Questo meccanismo non vale se, in precedenza, il reo è stato condannato per stalking: “ciò non vuol dire che venga eliminato” però, spiega la Florio.

 

IL FATTO DEL 2016 GIUDICATO DALLA CASSAZIONE NON È UN CASO DI FEMMINICIDIO

Per come è stato inizialmente presentato, il fatto sembrava un vero e proprio passo indietro nella tutela delle vittime di violenza di genere. Sbagliato.

Tanto per cominciare, il fatto del 2016 giudicato dalla Cassazione non ha nulla a che vedere con il femminicidio: una donna ha ucciso una collega che perseguitava da tempo.

La vicenda riguarda l’omicidio di Anna Lucia Coviello, morta il 16 giugno 2016, a seguito di una caduta all’interno del parcheggio multipiano di Sperlonga. E’ stata una collega, Arianna Magistri, a far precipitare la donna da una rampa di scale. Nei 2 anni precedenti, Magistri ha perseguitato Coviello con minacce, molestie, ingiurie.

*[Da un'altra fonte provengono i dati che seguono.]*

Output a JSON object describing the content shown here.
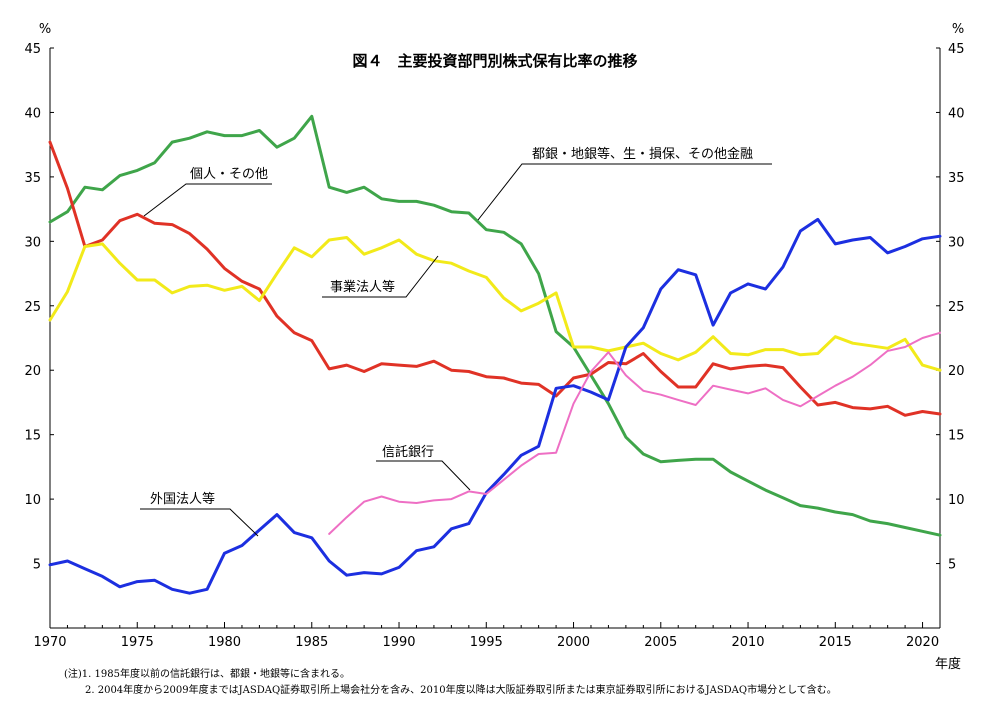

Il titolo bomba diffuso da diversi quotidiani si riferisce, quindi, all’assassinio del 2016 di una donna da parte di una collega di lavoro. Durante una colluttazione l’ha fatta precipitare da una rampa di scale. In passato, l’assassina ha perseguitato la vittima con atti di stalking. Il femminicidio pare proprio non entrarci nulla, è un omicidio.

Comunque sia, la decisione della Cassazione si applicherà sia nei casi di omicidio sia in quelli di femminicidio.

Anche se gli stalker sono principalmente uomini, i casi di stalking con donne che perseguitano uomini o altre donne non sono rari.

La sentenza non impatta negativamente sulla tutela delle vittime di omicidio o femminicidio. Il reato di stalking (art. 612-bis c.p.) non viene assolutamente toccato dalla sentenza.

 

LO STALKING NON È PIÙ AGGRAVANTE DELL’OMICIDIO: È FALSO, ALTRE DUE AVVOCATE CHIARISCONO L’EQUIVOCO

Al processo ci si aspettava che Arianna Magistri venisse condannata per entrambi i delitti, non solo per omicidio.

Che la sentenza della Cassazione sia diventata un grande equivoco lo spiegano anche l’avvocata Lorena Croatto (Milano) e l’avvocata Tiziana Di Chio (Roma) intervistate da Marieclaire.

L’avvocata Lorena Croatto spiega la questione prettamente tecnica per chiarire l’equivoco e spiegare cosa ha stabilito realmente la Corte Suprema.

Non è vero che la pena sia stata meno severa. E’ stato applicato il reato complesso (art. 84 c.p.), che racchiude in sé due diversi reati (omicidio e stalking). La Cassazione ha deciso di considerarli insieme. Molti pensano che se i due reati fossero stati valutati separatamente, la pena sarebbe stata maggiore. Non è così, non funziona così. Se fossero stati considerati separatamente si sarebbe applicato il reato più grave più un aumento di pena per il secondo reato. Con la decisione della Cassazione, la condanna non è stata meno severa, tanto che è stato deciso l’ergastolo“.

Ricordiamo che esiste uno specifico reato di omicidio aggravato dallo stalking disciplinato dall’art. 576, comma 1 n. 5.1 c.p..

La collega avvocata Tiziana Di Chio conferma:

La Cassazione ha applicato la norma di diritto. Il reato di omicidio ha assorbito in sé quello di stalking. Di conseguenza, l’omicidio è stato considerato aggravato in quanto preceduto dallo stalking che ha caratterizzato l’omicidio volontario. In questo caso, lo stalking assorbito nell’omicidio lo ha aggravato portando al verdetto di omicidio volontario. Gli atti persecutori hanno condotto alla morte della vittima ed è stata comminata la pena più grave“.

Dal riconoscimento dell’omicidio aggravato dalla stalking come reato complesso potrà essere applicata la pena dell’ergastolo, il massimo della pena (a meno che non vengano concesse attenuanti). Se, invece, fosse stato riconosciuto il concorso dei due reati, la condanna massima sarebbe risultata inferiore.